Kindness. Respect. Solidarity.

These are the words the MTA is giving center-stage in a new public messaging campaign encouraging New Yorkers to report hate crimes, harassment, and graffiti.

The digital campaign, which now appears on over 4,000 screens at stations and on subways, buses, and commuter trains, comes amid a spike in hate crimes. The NYPD Transit Bureau investigated 75 hate crimes in 2019, an increase of 42% compared to the previous year. The MTA Police Department investigated 26 hate crimes on the Long Island Rail Road, Metro-North and Staten Island Railway in 2019. 

On Friday night, a transgender woman said she was attacked by two people on the C train. One arrest has been made in connection with that incident. 

“The point of this campaign is to raise awareness first,” said MTA Chairman Pat Foye, announcing the new campaign at Grand Central Terminal. “Perhaps in some cases to change behavior, but also to make clear… that this is unacceptable on the MTA system.”

Kiara St. James, founder and executive director of the New York Transgender Advocacy Group, lead the crowd in a call-and-response.
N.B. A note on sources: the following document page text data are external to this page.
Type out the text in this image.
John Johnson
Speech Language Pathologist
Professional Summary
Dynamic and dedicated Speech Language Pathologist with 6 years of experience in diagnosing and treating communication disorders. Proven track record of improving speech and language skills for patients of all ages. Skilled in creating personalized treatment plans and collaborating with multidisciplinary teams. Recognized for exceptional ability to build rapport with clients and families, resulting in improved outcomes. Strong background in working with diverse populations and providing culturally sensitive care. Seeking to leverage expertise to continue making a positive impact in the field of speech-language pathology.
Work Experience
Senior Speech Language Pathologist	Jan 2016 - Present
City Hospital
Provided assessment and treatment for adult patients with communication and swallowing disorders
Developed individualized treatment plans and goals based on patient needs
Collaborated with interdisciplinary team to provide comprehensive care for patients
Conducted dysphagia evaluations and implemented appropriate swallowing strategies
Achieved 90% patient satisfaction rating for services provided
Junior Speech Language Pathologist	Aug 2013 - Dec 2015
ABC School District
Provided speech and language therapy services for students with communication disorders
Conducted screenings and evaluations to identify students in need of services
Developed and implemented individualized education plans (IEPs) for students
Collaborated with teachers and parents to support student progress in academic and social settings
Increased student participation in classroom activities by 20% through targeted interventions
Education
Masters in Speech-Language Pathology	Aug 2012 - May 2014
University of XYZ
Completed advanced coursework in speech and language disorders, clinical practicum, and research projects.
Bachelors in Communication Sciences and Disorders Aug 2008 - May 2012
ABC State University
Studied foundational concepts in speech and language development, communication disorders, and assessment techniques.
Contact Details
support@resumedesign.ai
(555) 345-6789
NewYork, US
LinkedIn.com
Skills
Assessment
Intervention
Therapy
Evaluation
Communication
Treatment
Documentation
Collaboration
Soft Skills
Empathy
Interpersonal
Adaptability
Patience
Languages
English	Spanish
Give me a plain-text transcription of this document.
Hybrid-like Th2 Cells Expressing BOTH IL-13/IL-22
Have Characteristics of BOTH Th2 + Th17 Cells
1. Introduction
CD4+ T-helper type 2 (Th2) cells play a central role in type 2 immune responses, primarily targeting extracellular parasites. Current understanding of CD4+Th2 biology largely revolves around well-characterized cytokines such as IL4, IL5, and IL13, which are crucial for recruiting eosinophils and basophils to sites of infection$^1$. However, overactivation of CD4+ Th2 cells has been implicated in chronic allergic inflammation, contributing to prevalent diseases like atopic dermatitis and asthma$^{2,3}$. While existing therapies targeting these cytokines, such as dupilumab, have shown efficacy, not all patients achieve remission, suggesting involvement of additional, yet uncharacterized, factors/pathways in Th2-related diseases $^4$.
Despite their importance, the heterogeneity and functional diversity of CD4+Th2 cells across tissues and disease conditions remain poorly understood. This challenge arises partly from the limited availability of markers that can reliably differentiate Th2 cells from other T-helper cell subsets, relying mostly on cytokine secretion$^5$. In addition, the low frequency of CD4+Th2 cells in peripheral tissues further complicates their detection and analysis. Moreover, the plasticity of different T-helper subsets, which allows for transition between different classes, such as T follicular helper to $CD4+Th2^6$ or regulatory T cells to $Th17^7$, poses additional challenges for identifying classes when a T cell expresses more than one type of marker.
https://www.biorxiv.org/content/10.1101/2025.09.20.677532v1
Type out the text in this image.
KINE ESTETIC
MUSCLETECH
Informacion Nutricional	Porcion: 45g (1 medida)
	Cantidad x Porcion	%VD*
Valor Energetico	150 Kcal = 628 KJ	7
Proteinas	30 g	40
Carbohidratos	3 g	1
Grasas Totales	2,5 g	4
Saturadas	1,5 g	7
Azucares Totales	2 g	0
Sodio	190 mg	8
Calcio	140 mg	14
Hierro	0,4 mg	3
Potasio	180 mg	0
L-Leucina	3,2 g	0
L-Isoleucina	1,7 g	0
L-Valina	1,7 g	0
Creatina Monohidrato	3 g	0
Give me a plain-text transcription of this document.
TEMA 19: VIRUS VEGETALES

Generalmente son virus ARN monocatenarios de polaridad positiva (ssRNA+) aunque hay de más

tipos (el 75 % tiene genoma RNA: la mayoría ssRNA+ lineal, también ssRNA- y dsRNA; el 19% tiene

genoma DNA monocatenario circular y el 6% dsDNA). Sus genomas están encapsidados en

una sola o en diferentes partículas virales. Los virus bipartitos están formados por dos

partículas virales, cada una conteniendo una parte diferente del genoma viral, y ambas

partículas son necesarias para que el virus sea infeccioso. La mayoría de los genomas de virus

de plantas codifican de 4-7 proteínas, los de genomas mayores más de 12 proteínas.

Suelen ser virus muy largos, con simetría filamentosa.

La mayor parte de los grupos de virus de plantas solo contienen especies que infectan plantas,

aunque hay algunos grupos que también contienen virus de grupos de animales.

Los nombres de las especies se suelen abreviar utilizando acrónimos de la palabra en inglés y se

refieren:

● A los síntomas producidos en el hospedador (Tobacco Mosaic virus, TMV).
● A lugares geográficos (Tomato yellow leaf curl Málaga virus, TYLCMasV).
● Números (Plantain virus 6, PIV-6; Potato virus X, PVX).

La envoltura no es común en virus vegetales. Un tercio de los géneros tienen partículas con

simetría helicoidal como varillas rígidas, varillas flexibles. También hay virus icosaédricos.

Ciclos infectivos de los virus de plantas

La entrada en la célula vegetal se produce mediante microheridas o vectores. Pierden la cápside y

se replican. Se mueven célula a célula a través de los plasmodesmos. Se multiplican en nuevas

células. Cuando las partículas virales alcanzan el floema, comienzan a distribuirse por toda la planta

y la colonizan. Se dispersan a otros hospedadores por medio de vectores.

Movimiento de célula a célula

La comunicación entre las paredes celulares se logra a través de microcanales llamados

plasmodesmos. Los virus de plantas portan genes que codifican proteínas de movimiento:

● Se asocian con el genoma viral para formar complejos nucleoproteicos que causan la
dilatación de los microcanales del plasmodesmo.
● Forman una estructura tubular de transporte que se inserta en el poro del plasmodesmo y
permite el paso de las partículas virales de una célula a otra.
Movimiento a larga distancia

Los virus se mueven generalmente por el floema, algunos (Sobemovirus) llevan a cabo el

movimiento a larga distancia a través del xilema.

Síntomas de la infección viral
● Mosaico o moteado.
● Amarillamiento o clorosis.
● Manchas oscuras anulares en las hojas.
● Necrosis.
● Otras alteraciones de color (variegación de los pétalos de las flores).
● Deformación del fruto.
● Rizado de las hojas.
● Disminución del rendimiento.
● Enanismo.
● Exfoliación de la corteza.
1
“Trans lives matter!” said St. James, her words reverberating off the marble walls and bouncing 12 stories high in the main concourse.

The MTA’s website now has tips on what to do if you witness a possible hate crime, including writing down as many details as possible and taking a photo.

“We want everyone to feel safe,” said Sarah Meyer, Chief Customer Officer at New York City Transit. “That being said, photos are helpful to investigations and so are videos.”

Some riders, when asked about the campaign, said they thought it could have a positive effect.

Frank Stechel, who wears a yarmulke and lives in Highland Park, New Jersey, recalled how he’d been punched on the train when he was younger in what he believes was a targeted act.

“I think it’s great,” said Stechel of the new messaging, adding that he would “definitely” call the hotline if he witnessed or experienced harassment again.

But Claire Schweitzer from the Upper West Side was skeptical. She called it an example of “wanting to say you're doing something but not actually committing to making any real change.” She said she would rather see the MTA allocate more staff and resources toward addressing hate crimes instead of putting the onus on riders to report.

Commuters who’ve witnessed harassment should call the New York State Hate Crimes Task Force (1-888-392-3644), text “HATE” to 81336, or email/text If the crime is in progress, these digital billboards say to contact an MTA employee or police officer or to call 911 immediately.